En 1975, l’artiste Fluxus français Robert Filliou a déclaré : « Depuis de nombreuses années, Dorothy Iannone explore, à travers son œuvre visuelle, ses livres et ses disques, le monde de l’amour et les formes de l’amour. Dans sa recherche originale, elle mêle habilement images et textes, beauté et vérité. C’est une combattante de la liberté, une artiste énergique et dévouée. Son objectif n’est rien de moins que la libération humaine ».
Au début du XXIe siècle, l’œuvre de DorothyIannone a commencé à être réévaluée par la critique. Son installation I Was Thinking of You (1975) – une boîte peinte d’une scène d’amour, abritant un moniteur intégré diffusant une vidéo en gros plan du visage de l’artiste en train de se masturber – a été réalisée dans différentes versions pour des présentations au sein de la Wrong Gallery de la Tate Modern à Londres, en 2005, et à la Biennale du Whitney Museum à New York en 2006.
Une étape importante pour sa reconnaissance a eu lieu en 2009, lorsque le New Museum à New York a accueilli sa première exposition personnelle dans une institution américaine. « Depuis les années 1960, Dorothy Iannone n’a cessé de dépeindre la sexualité féminine comme une expérience de transcendance, d’union et de spiritualité. Iannone travaille à la première personne, racontant sa vie et ses ébats amoureux sur le bois, la toile, le papier et le tissu, ainsi qu’à travers la vidéo et le son », indiquait un communiqué du musée.

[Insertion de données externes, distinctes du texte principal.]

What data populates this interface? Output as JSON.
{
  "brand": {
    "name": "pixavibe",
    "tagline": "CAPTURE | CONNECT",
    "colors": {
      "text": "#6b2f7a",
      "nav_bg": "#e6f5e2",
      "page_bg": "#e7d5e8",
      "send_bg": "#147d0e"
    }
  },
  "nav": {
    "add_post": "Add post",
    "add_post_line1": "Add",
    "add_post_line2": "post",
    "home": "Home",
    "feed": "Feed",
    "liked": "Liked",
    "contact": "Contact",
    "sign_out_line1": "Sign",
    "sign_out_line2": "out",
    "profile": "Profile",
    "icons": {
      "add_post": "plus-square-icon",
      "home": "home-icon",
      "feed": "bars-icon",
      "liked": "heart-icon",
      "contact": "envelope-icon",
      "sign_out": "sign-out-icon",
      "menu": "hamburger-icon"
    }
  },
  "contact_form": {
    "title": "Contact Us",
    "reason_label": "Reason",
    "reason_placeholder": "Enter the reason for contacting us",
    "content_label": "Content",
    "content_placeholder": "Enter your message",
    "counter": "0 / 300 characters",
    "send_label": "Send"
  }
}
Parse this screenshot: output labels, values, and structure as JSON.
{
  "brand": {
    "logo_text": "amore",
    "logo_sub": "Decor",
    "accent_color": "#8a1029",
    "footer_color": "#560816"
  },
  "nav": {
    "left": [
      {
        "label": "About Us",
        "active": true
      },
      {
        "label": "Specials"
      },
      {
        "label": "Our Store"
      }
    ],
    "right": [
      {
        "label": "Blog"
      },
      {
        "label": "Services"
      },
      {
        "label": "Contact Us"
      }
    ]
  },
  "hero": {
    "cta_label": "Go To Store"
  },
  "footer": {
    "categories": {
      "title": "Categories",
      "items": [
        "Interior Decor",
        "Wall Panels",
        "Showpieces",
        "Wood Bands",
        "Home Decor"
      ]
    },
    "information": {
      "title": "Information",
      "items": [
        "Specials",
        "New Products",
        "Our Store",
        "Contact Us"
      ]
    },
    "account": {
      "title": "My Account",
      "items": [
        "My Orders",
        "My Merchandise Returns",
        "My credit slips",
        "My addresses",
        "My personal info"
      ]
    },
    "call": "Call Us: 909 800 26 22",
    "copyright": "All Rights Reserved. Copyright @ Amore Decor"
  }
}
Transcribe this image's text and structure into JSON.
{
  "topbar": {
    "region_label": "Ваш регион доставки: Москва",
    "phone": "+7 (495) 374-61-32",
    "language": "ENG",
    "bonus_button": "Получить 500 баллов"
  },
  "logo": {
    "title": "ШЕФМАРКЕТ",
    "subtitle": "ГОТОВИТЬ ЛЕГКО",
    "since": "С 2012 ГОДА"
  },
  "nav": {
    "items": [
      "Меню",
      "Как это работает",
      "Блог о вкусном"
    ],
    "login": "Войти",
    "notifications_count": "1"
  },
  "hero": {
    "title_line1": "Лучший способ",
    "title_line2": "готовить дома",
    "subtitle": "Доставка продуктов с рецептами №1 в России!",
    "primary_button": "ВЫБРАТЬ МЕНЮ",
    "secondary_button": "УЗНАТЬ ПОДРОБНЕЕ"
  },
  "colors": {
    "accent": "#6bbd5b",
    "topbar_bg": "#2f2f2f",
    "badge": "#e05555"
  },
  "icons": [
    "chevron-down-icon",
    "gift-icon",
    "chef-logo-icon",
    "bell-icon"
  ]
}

En 2017, une sélection d’œuvres de Dorothy Iannone a été présentée sur la foire Frieze London dans une section spéciale intitulée « Sex Work : Art féministe et politique radicale ». Tous les artistes présentés dans « Sex Work » ont été confrontés à un moment ou un autre à la censure. Iannone a déclenché une controverse en 1969 lorsque le directeur de la Kunsthalle de Berne lui a demandé de recouvrir une œuvre montrant des organes génitaux. L’artiste Dieter Roth, compagnon et « muse » de Iannone de 1967 à 1974, a en réponse retiré ses œuvres de l’exposition et le commissaire, Harald Szeemann, a démissionné de son poste. Dans un témoignage publié sur le site Internet d’Air de Paris, Dorothy Iannone écrit : « mon œuvre a été retirée le matin du vernissage et, en signe de protestation, le lendemain, Dieter Roth a retiré toute sa contribution à l’exposition. Après Berne, l’exposition devait être présentée à la Kunsthalle de Düsseldorf [Allemagne]. Dieter Roth est resté sur ses positions et il n’a accepté de participer à l’exposition que si mes œuvres y étaient réintégrées. Après de nombreuses et pénibles discussions entre les participants, Karl Ruhrberg, le directeur de la Kunsthalle de Düsseldorf, s’est courageusement prononcé en faveur d’une exposition non censurée ».